Unfortunately the female fa and the lesbian fa perspectives were missing at the bash. That is only because as far as I know, there weren't any that attended. 

This means that next year, you two need to show up and have a grand time. 

I know that we had one newbie female show up that was an fa looking for a BHM and we hopefully made her feel welcome. It was very nice to speak to her a bit and hopefully she will join this forum or might have already.

I know for my FA husband, he thoroughly enjoyed speaking to others and sharing his story and hearing theirs. He has stated that he would love to meet some female fa's (gay or straight) and chat with them as well.


----------



## Duniwin (Jul 4, 2009)

I did _not _mean to indicate that male straight FAs are the only ones invited to attend the FA meetup. In fact, I would have loved to have some FFAs there, becuase I feel we have a lot in common. I actually made sure the the workshop description removed the word "male" and explicitly referenced the "FA/FFA forum"

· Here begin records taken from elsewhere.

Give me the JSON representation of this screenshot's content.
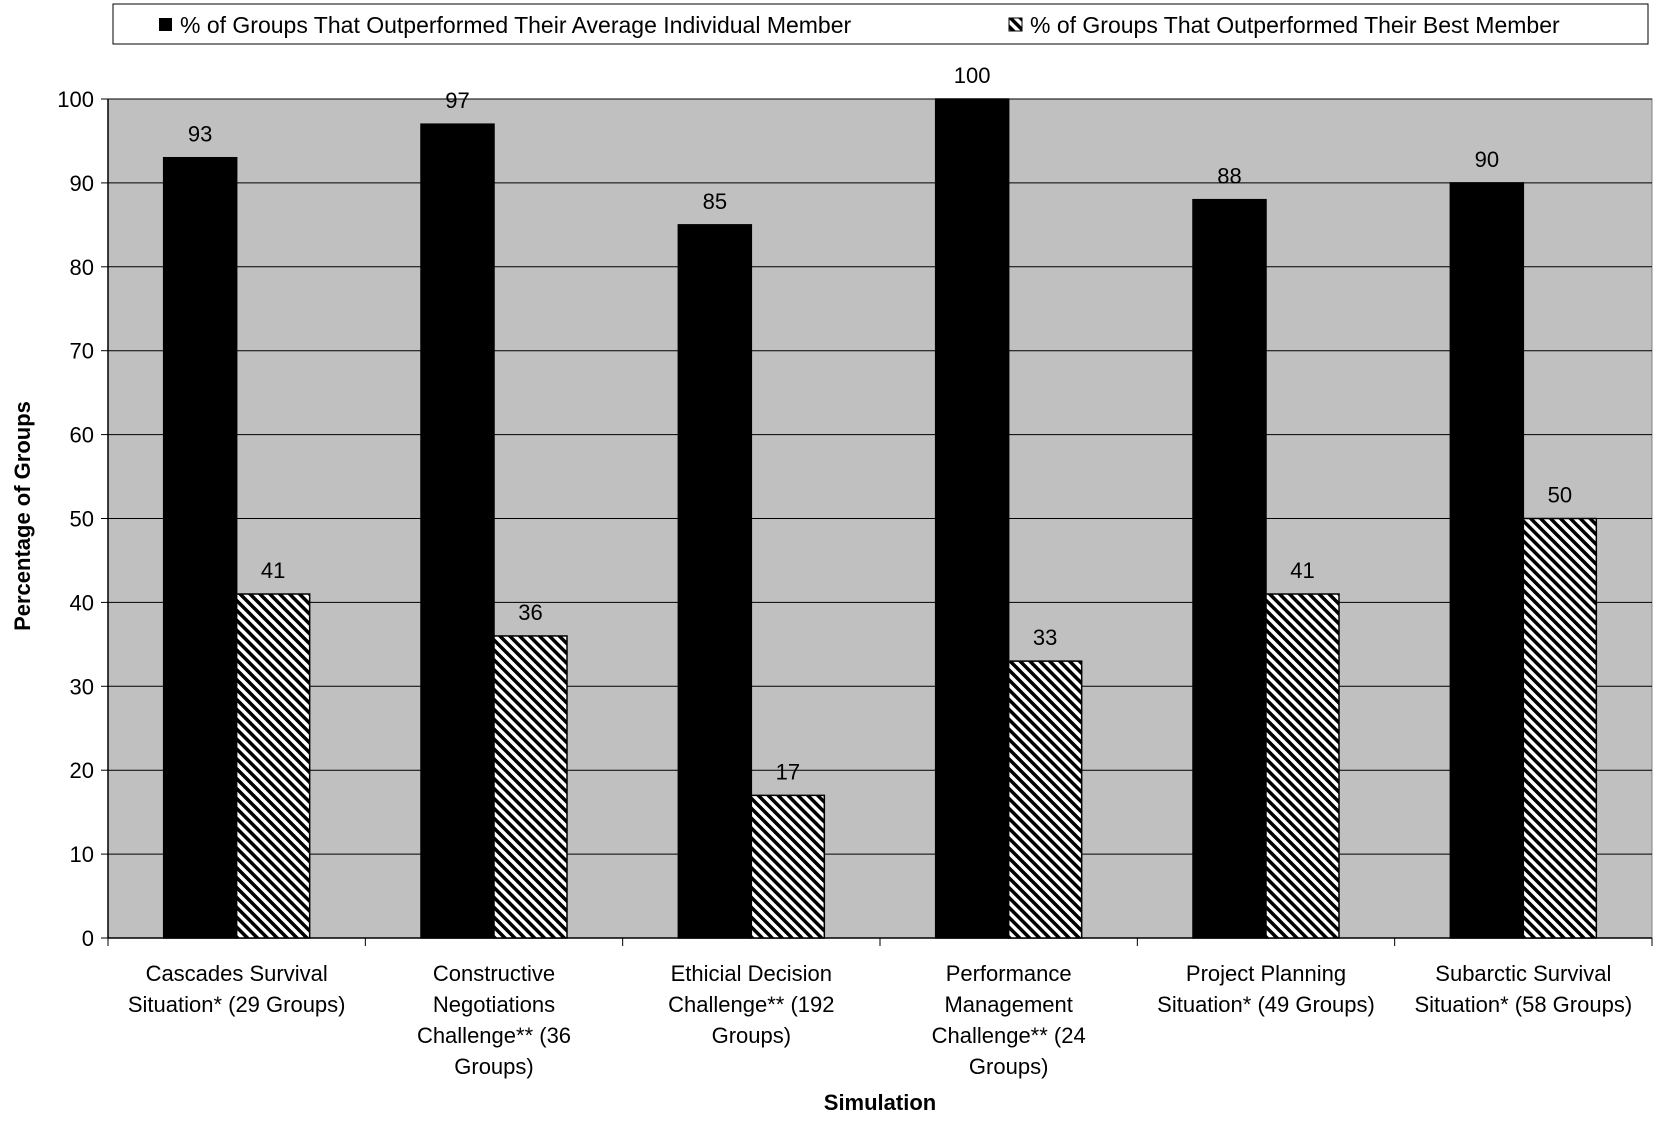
{
  "chart_data": {
    "type": "bar",
    "xlabel": "Simulation",
    "ylabel": "Percentage of Groups",
    "ylim": [
      0,
      100
    ],
    "y_ticks": [
      0,
      10,
      20,
      30,
      40,
      50,
      60,
      70,
      80,
      90,
      100
    ],
    "grid": true,
    "legend_position": "top",
    "plot_background": "#C0C0C0",
    "categories": [
      [
        "Cascades Survival",
        "Situation* (29 Groups)"
      ],
      [
        "Constructive",
        "Negotiations",
        "Challenge** (36",
        "Groups)"
      ],
      [
        "Ethicial Decision",
        "Challenge** (192",
        "Groups)"
      ],
      [
        "Performance",
        "Management",
        "Challenge** (24",
        "Groups)"
      ],
      [
        "Project Planning",
        "Situation* (49 Groups)"
      ],
      [
        "Subarctic Survival",
        "Situation* (58 Groups)"
      ]
    ],
    "series": [
      {
        "name": "% of Groups That Outperformed Their Average Individual Member",
        "fill": "solid",
        "color": "#000000",
        "values": [
          93,
          97,
          85,
          100,
          88,
          90
        ]
      },
      {
        "name": "% of Groups That Outperformed Their Best Member",
        "fill": "diagonal-hatch",
        "color": "#000000",
        "values": [
          41,
          36,
          17,
          33,
          41,
          50
        ]
      }
    ]
  }
}
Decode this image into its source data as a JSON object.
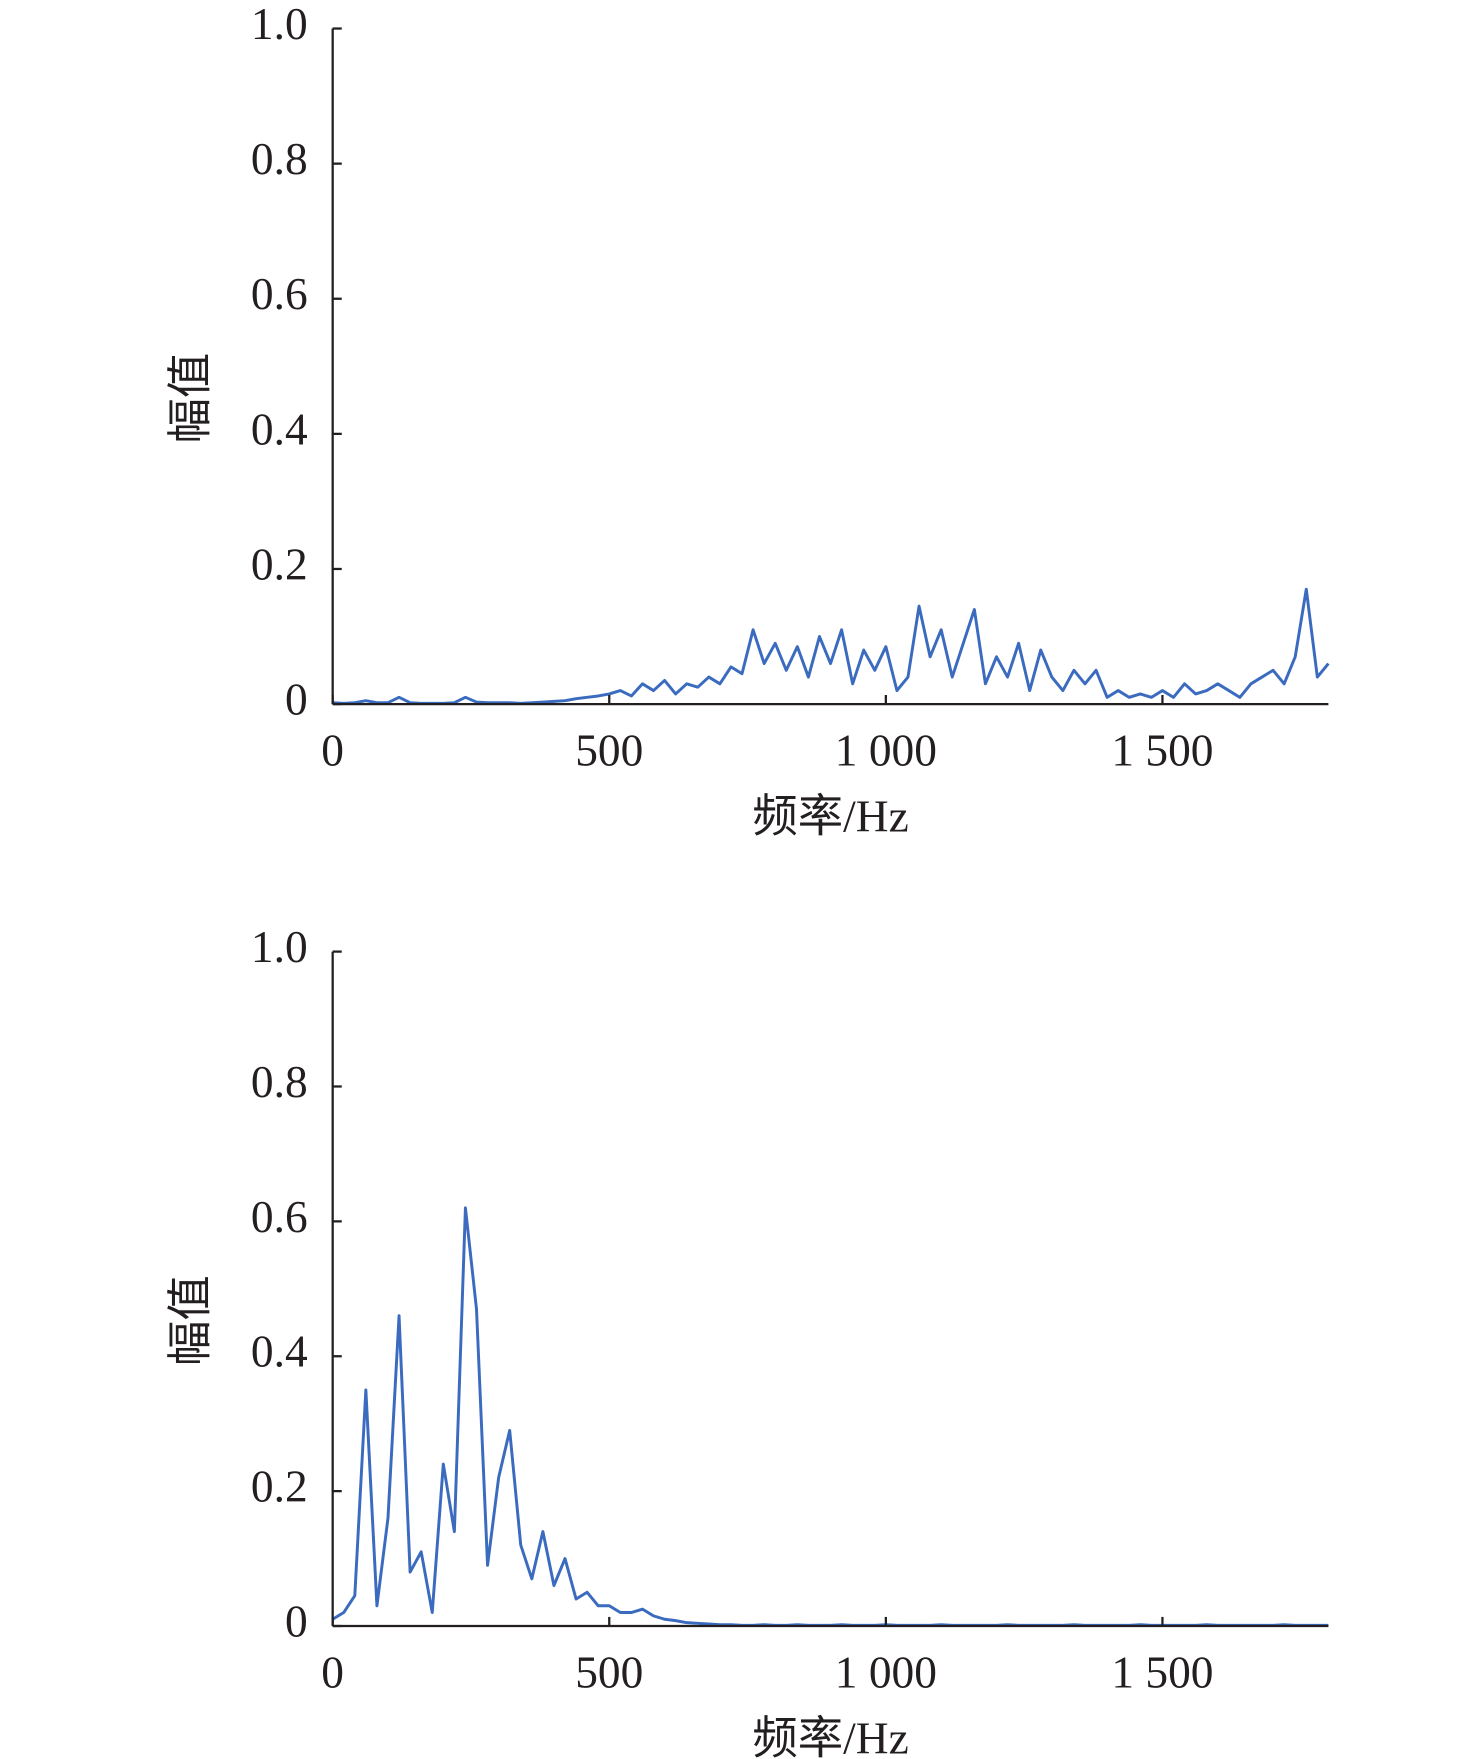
{
  "chart_data": [
    {
      "type": "line",
      "xlabel": "频率/Hz",
      "ylabel": "幅值",
      "color": "#3b6bbf",
      "xlim": [
        0,
        1800
      ],
      "ylim": [
        0,
        1
      ],
      "xticks": [
        0,
        500,
        {
          "value": 1000,
          "label": "1 000"
        },
        {
          "value": 1500,
          "label": "1 500"
        }
      ],
      "yticks": [
        0,
        0.2,
        0.4,
        0.6,
        0.8,
        {
          "value": 1.0,
          "label": "1.0"
        }
      ],
      "x": [
        0,
        20,
        40,
        60,
        80,
        100,
        120,
        140,
        160,
        180,
        200,
        220,
        240,
        260,
        280,
        300,
        320,
        340,
        360,
        380,
        400,
        420,
        440,
        460,
        480,
        500,
        520,
        540,
        560,
        580,
        600,
        620,
        640,
        660,
        680,
        700,
        720,
        740,
        760,
        780,
        800,
        820,
        840,
        860,
        880,
        900,
        920,
        940,
        960,
        980,
        1000,
        1020,
        1040,
        1060,
        1080,
        1100,
        1120,
        1140,
        1160,
        1180,
        1200,
        1220,
        1240,
        1260,
        1280,
        1300,
        1320,
        1340,
        1360,
        1380,
        1400,
        1420,
        1440,
        1460,
        1480,
        1500,
        1520,
        1540,
        1560,
        1580,
        1600,
        1620,
        1640,
        1660,
        1680,
        1700,
        1720,
        1740,
        1760,
        1780,
        1800
      ],
      "values": [
        0.002,
        0.001,
        0.002,
        0.005,
        0.002,
        0.002,
        0.01,
        0.002,
        0.001,
        0.001,
        0.001,
        0.002,
        0.01,
        0.003,
        0.002,
        0.002,
        0.002,
        0.001,
        0.002,
        0.003,
        0.004,
        0.005,
        0.008,
        0.01,
        0.012,
        0.015,
        0.02,
        0.012,
        0.03,
        0.02,
        0.035,
        0.015,
        0.03,
        0.025,
        0.04,
        0.03,
        0.055,
        0.045,
        0.11,
        0.06,
        0.09,
        0.05,
        0.085,
        0.04,
        0.1,
        0.06,
        0.11,
        0.03,
        0.08,
        0.05,
        0.085,
        0.02,
        0.04,
        0.145,
        0.07,
        0.11,
        0.04,
        0.09,
        0.14,
        0.03,
        0.07,
        0.04,
        0.09,
        0.02,
        0.08,
        0.04,
        0.02,
        0.05,
        0.03,
        0.05,
        0.01,
        0.02,
        0.01,
        0.015,
        0.01,
        0.02,
        0.01,
        0.03,
        0.015,
        0.02,
        0.03,
        0.02,
        0.01,
        0.03,
        0.04,
        0.05,
        0.03,
        0.07,
        0.17,
        0.04,
        0.06
      ]
    },
    {
      "type": "line",
      "xlabel": "频率/Hz",
      "ylabel": "幅值",
      "color": "#3b6bbf",
      "xlim": [
        0,
        1800
      ],
      "ylim": [
        0,
        1
      ],
      "xticks": [
        0,
        500,
        {
          "value": 1000,
          "label": "1 000"
        },
        {
          "value": 1500,
          "label": "1 500"
        }
      ],
      "yticks": [
        0,
        0.2,
        0.4,
        0.6,
        0.8,
        {
          "value": 1.0,
          "label": "1.0"
        }
      ],
      "x": [
        0,
        20,
        40,
        60,
        80,
        100,
        120,
        140,
        160,
        180,
        200,
        220,
        240,
        260,
        280,
        300,
        320,
        340,
        360,
        380,
        400,
        420,
        440,
        460,
        480,
        500,
        520,
        540,
        560,
        580,
        600,
        620,
        640,
        660,
        680,
        700,
        720,
        740,
        760,
        780,
        800,
        820,
        840,
        860,
        880,
        900,
        920,
        940,
        960,
        980,
        1000,
        1020,
        1040,
        1060,
        1080,
        1100,
        1120,
        1140,
        1160,
        1180,
        1200,
        1220,
        1240,
        1260,
        1280,
        1300,
        1320,
        1340,
        1360,
        1380,
        1400,
        1420,
        1440,
        1460,
        1480,
        1500,
        1520,
        1540,
        1560,
        1580,
        1600,
        1620,
        1640,
        1660,
        1680,
        1700,
        1720,
        1740,
        1760,
        1780,
        1800
      ],
      "values": [
        0.01,
        0.02,
        0.045,
        0.35,
        0.03,
        0.16,
        0.46,
        0.08,
        0.11,
        0.02,
        0.24,
        0.14,
        0.62,
        0.47,
        0.09,
        0.22,
        0.29,
        0.12,
        0.07,
        0.14,
        0.06,
        0.1,
        0.04,
        0.05,
        0.03,
        0.03,
        0.02,
        0.02,
        0.025,
        0.015,
        0.01,
        0.008,
        0.005,
        0.004,
        0.003,
        0.002,
        0.002,
        0.001,
        0.001,
        0.002,
        0.001,
        0.001,
        0.002,
        0.001,
        0.001,
        0.001,
        0.002,
        0.001,
        0.001,
        0.001,
        0.002,
        0.001,
        0.001,
        0.001,
        0.001,
        0.002,
        0.001,
        0.001,
        0.001,
        0.001,
        0.001,
        0.002,
        0.001,
        0.001,
        0.001,
        0.001,
        0.001,
        0.002,
        0.001,
        0.001,
        0.001,
        0.001,
        0.001,
        0.002,
        0.001,
        0.001,
        0.001,
        0.001,
        0.001,
        0.002,
        0.001,
        0.001,
        0.001,
        0.001,
        0.001,
        0.001,
        0.002,
        0.001,
        0.001,
        0.001,
        0.001
      ]
    }
  ]
}
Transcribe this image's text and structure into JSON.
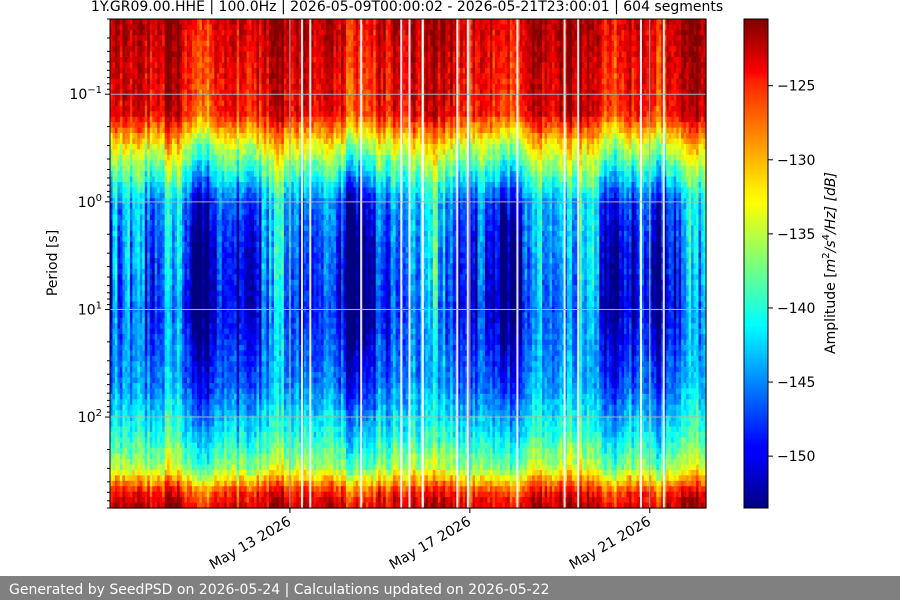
{
  "chart_data": {
    "type": "heatmap",
    "title": "1Y.GR09.00.HHE | 100.0Hz | 2026-05-09T00:00:02 - 2026-05-21T23:00:01 | 604 segments",
    "xlabel": "",
    "ylabel": "Period [s]",
    "x_range": [
      "2026-05-09",
      "2026-05-22T06:00"
    ],
    "x_ticks": [
      {
        "date": "2026-05-13",
        "label": "May 13 2026"
      },
      {
        "date": "2026-05-17",
        "label": "May 17 2026"
      },
      {
        "date": "2026-05-21",
        "label": "May 21 2026"
      }
    ],
    "y_scale": "log",
    "y_inverted": true,
    "y_range": [
      0.02,
      700
    ],
    "y_ticks": [
      {
        "value": 0.1,
        "base": "10",
        "exp": "−1"
      },
      {
        "value": 1,
        "base": "10",
        "exp": "0"
      },
      {
        "value": 10,
        "base": "10",
        "exp": "1"
      },
      {
        "value": 100,
        "base": "10",
        "exp": "2"
      }
    ],
    "grid": true,
    "colormap": "jet",
    "colorbar": {
      "label_prefix": "Amplitude [",
      "label_math": "m",
      "label_sup1": "2",
      "label_mid": "/s",
      "label_sup2": "4",
      "label_suffix": "/Hz] [dB]",
      "range": [
        -153.5,
        -120.5
      ],
      "ticks": [
        -125,
        -130,
        -135,
        -140,
        -145,
        -150
      ],
      "tick_labels": [
        "−125",
        "−130",
        "−135",
        "−140",
        "−145",
        "−150"
      ]
    },
    "psd_profile_by_period": [
      {
        "period": 0.02,
        "db": -123
      },
      {
        "period": 0.05,
        "db": -124
      },
      {
        "period": 0.15,
        "db": -125
      },
      {
        "period": 0.3,
        "db": -134
      },
      {
        "period": 1,
        "db": -146
      },
      {
        "period": 3,
        "db": -148
      },
      {
        "period": 10,
        "db": -149
      },
      {
        "period": 50,
        "db": -146
      },
      {
        "period": 150,
        "db": -141
      },
      {
        "period": 300,
        "db": -136
      },
      {
        "period": 500,
        "db": -126
      },
      {
        "period": 700,
        "db": -123
      }
    ]
  },
  "footer": {
    "text": "Generated by SeedPSD on 2026-05-24 | Calculations updated on 2026-05-22"
  }
}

I _did _mean to indicate that male FA were the only ones that were actually at the meetup. Blackjack and I said it was nice to talk to other guys, because guys were the only ones there at the meetup.

The demographics of the Bash were interesting. Some groups were overrepresented, and some were underrepresented. 

Supersize women were a large part of the bash (pun intended) because many supersize women encouraged each other to attend as a show of solidarity, from my understanding. People from the Massachusetts area that regularly attend Heather's HB events were also overrepresented, likely because we know the type of events Heather and crew run and knew it would be an awesome time.

Other groups were underrepresented: midsize women, FFA, and BHM only had a handful each in attendance, and my girlfriend Carla headed up the LBGTQ Meetup herself because she couldn't find a candidate who was going to be attending.

This was a building year, and as the Dimensions Bash population grows, I hope that the attendees better represent the the range of the whole Dimensions community.


----------